PORTLAND — Warrantless overseas wiretaps helped make the federal government's case against a young Somali-American man convicted of plotting to bomb a 2010 Christmas tree-lighting ceremony in Portland's town square, prosecutors said Tuesday.
The government formally disclosed that information for the first time in a two-page document filed in federal court in Portland, The Oregonian reported.
Prosecutors wrote that at Mohamed Mohamud's trial in January they offered evidence that was derived from warrantless surveillance of a foreign target outside the United States.
The information comes less than a month before Mohamud's scheduled Dec. 18 sentencing for attempting to detonate a weapon of mass destruction.
Mohamud was arrested Nov. 26, 2010, after pressing a button on a cellphone that he believed would detonate a 1,800-pound diesel-and-fertilizer bomb near thousands of people at the annual holiday gathering.
The bomb was a fake supplied by undercover FBI agents posing as al-Qaida recruiters.
The newspaper said Mohamud's lawyers could not immediately be reached for comment late Tuesday.
In their notice, prosecutors said they had offered evidence or disclosed in court proceedings — including Mohamud's trial —information that had been derived under an amendment to the Foreign Intelligence Surveillance Act of 1978, better known as FISA.
The law was amended in 2008 to allow the U.S. to electronically eavesdrop on foreign targets even when the surveillance happens to pick up the emails or phone calls of Americans, the newspaper said.

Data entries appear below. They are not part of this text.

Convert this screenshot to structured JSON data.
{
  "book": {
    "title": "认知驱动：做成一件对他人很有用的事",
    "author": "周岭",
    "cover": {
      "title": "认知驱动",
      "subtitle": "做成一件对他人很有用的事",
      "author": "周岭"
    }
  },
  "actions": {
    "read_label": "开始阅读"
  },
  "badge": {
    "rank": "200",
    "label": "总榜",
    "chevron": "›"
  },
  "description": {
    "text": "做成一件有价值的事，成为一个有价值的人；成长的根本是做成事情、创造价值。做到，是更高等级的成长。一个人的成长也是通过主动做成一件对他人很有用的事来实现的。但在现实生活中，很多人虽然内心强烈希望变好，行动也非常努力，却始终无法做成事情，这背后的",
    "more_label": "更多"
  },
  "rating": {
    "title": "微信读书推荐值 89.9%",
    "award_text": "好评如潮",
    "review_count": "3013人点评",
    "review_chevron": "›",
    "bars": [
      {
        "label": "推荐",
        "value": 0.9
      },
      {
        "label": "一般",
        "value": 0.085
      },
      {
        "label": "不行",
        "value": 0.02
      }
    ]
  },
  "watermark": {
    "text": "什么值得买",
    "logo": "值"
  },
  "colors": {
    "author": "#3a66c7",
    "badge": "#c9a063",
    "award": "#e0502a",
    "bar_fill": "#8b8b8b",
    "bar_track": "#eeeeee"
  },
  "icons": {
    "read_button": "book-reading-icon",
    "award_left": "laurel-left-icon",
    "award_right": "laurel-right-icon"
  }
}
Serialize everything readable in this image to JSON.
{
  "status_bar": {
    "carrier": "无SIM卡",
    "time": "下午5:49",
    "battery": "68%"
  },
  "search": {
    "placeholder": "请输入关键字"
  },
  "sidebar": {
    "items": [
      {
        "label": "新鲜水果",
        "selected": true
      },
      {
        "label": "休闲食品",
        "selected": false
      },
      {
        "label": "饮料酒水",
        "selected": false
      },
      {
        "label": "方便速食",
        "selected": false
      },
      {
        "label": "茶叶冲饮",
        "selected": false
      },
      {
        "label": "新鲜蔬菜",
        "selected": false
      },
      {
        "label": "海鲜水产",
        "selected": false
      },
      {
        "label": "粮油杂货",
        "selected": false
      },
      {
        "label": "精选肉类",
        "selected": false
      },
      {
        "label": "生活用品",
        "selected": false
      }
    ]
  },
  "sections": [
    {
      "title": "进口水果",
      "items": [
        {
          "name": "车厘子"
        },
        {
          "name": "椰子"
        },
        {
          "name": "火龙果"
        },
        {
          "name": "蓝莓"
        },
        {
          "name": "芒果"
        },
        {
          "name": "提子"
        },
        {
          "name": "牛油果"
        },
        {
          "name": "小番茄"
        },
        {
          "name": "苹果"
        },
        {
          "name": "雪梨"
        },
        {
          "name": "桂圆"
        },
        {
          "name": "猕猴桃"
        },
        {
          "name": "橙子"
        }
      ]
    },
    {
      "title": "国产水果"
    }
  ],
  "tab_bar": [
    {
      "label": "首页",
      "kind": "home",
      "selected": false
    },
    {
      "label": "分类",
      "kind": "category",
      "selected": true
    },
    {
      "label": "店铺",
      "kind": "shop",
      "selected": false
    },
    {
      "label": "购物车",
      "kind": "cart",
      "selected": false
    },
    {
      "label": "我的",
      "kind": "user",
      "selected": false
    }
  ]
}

Tuesday's notice was the first formal indication that the government had used that amendment, known as Section 702, to intercept communications overseas that ultimately helped the FBI make its case against Mohamud.
In a statement, a U.S. Department of Justice spokesman told the newspaper that "In keeping with the department's ongoing, publicly confirmed review, the government has given notice that evidence derived from Title VII of FISA was used in this case."